Geographic Zones

Nicaragua is the largest of all Central American nations. The country is located between Honduras to the north, Costa Rica to the South, the Pacific Ocean to the west, and the Atlantic Ocean (Caribbean Sea) to the east.
Nicaragua has a surface area of 130.373 km2 and is inhabited by some 5.8 million people (2010 census).

Topographically, Nicaragua is divided in three main geographic and climatic areas:

The Pacific Lowlands or the western region

Characterized by fertile, seismic activity and hot plains, the Pacific Lowlands is a relatively flat terrain broken by a line of active volcanoes parallel to the Pacific coast, the Cordillera Los Maribios. East of this volcanic chain is a rift valley forming a depression in which are two large freshwater lakes: Lago de Managua (56km long and 24 km wide) and Lago de Nicaragua (160km long and 75km wide). The largest freshwater lake in Central America, Nicaragua Lake is home to the world's only freshwater sharks (bull shark or Carcharhinus leucas).
Recent and ancient volcanoes eruptions have enriched the Pacific Lowlands with layers of fertile substrates. Geologic activity also produced important earthquakes that have destroyed parts of cities including Nicaragua’s capital, Managua.
Known as tierra caliente, ‘hot land’ in Spanish, the Pacific Lowlands is probably the most important area of Nicaragua for the economic activity and the demographic concentration.

The Caribbean Lowlands or the eastern region

Covering more than half of the country, this rainforest region is irrigated by a network of numerous rivers flowing into the Caribbean Sea. Also due to the intensity of the rainfall, the Nicaraguan Caribbean Lowlands are the wettest area of Central America.
A huge part of the Caribbean Lowlands has been designated in 1997 as a UNESCO biosphere reserve. The Bosawás Biosphere Reserve, representing almost 7% of the national territory, is the largest rainforest north of the Brazilian Amazon.

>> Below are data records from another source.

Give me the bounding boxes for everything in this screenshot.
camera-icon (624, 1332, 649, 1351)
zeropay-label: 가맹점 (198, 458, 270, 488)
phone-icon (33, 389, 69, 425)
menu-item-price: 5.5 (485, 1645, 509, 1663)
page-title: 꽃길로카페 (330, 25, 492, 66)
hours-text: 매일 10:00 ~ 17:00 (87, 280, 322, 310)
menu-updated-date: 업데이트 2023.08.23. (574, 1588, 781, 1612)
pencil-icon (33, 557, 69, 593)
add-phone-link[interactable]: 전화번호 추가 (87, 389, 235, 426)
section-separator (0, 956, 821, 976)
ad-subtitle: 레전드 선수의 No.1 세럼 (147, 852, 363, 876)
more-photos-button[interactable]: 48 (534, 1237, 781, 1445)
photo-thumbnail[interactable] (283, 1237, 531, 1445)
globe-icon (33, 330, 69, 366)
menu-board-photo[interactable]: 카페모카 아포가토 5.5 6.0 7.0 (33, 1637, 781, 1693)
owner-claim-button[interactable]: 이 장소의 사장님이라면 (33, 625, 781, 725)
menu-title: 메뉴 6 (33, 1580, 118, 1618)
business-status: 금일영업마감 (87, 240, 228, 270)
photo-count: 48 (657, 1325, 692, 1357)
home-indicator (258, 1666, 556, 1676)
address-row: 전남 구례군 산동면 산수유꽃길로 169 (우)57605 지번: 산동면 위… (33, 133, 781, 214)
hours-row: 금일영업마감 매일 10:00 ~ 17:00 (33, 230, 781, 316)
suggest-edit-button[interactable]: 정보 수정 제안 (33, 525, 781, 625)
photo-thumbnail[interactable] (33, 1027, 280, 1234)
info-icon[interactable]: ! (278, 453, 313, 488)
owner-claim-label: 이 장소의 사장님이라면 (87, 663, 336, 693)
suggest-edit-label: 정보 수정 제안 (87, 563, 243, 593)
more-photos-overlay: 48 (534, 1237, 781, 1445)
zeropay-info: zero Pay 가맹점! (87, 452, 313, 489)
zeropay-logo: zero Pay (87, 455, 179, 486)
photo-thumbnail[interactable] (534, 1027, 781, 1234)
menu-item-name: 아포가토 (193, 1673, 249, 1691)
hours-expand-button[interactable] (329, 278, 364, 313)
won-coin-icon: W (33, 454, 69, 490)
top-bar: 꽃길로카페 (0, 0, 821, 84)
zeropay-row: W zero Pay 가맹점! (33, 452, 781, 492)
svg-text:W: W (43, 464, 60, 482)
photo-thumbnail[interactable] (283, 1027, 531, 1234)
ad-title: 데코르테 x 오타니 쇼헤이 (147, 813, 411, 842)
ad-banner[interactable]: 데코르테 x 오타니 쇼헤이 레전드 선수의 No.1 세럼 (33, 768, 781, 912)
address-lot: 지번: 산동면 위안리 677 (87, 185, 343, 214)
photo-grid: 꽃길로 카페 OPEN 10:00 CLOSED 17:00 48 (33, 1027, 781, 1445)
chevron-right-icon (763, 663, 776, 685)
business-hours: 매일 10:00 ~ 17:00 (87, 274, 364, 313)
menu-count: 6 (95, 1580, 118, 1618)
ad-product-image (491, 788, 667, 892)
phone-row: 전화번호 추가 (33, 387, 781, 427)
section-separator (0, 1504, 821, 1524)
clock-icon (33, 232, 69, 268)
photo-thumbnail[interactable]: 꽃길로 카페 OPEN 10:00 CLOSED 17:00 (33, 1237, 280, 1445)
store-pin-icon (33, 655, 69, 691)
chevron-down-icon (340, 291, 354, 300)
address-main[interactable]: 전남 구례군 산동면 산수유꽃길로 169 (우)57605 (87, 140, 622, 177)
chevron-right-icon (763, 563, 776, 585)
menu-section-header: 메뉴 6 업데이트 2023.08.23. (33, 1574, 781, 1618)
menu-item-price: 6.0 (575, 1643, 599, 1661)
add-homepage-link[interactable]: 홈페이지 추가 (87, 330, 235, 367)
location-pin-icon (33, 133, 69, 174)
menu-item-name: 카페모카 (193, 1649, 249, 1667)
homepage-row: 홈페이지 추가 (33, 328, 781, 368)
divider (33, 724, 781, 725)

The North Central Highlands

Located between the Caribbean and Pacific regions, the highlands enjoy milder climate with lower temperatures and lower humidity. Also the highlands have higher altitudes than the lowlands. This triangular geographical area is composed of rugged mountain terrains (with ridges of 900 to 1,800 meters high) that alternate with wide fertile valleys.
The western slopes of the highlands are relatively dry because they are protected by the ridges of the highlands from the moist winds of the Caribbean. The eastern slopes are covered with rain forests and are lightly populated.
A significant part of the national agriculture crops is produced in this region. Generally tobacco is grown in the valleys and coffee on the valley slopes. Higher terrains host mixed forests mainly of oak, cedar and pine. In the cloud forests of the highlands (subtropical evergreen montane moist forests), other vegetal species such as oak, pine, moss, fern and orchids are found in profusion.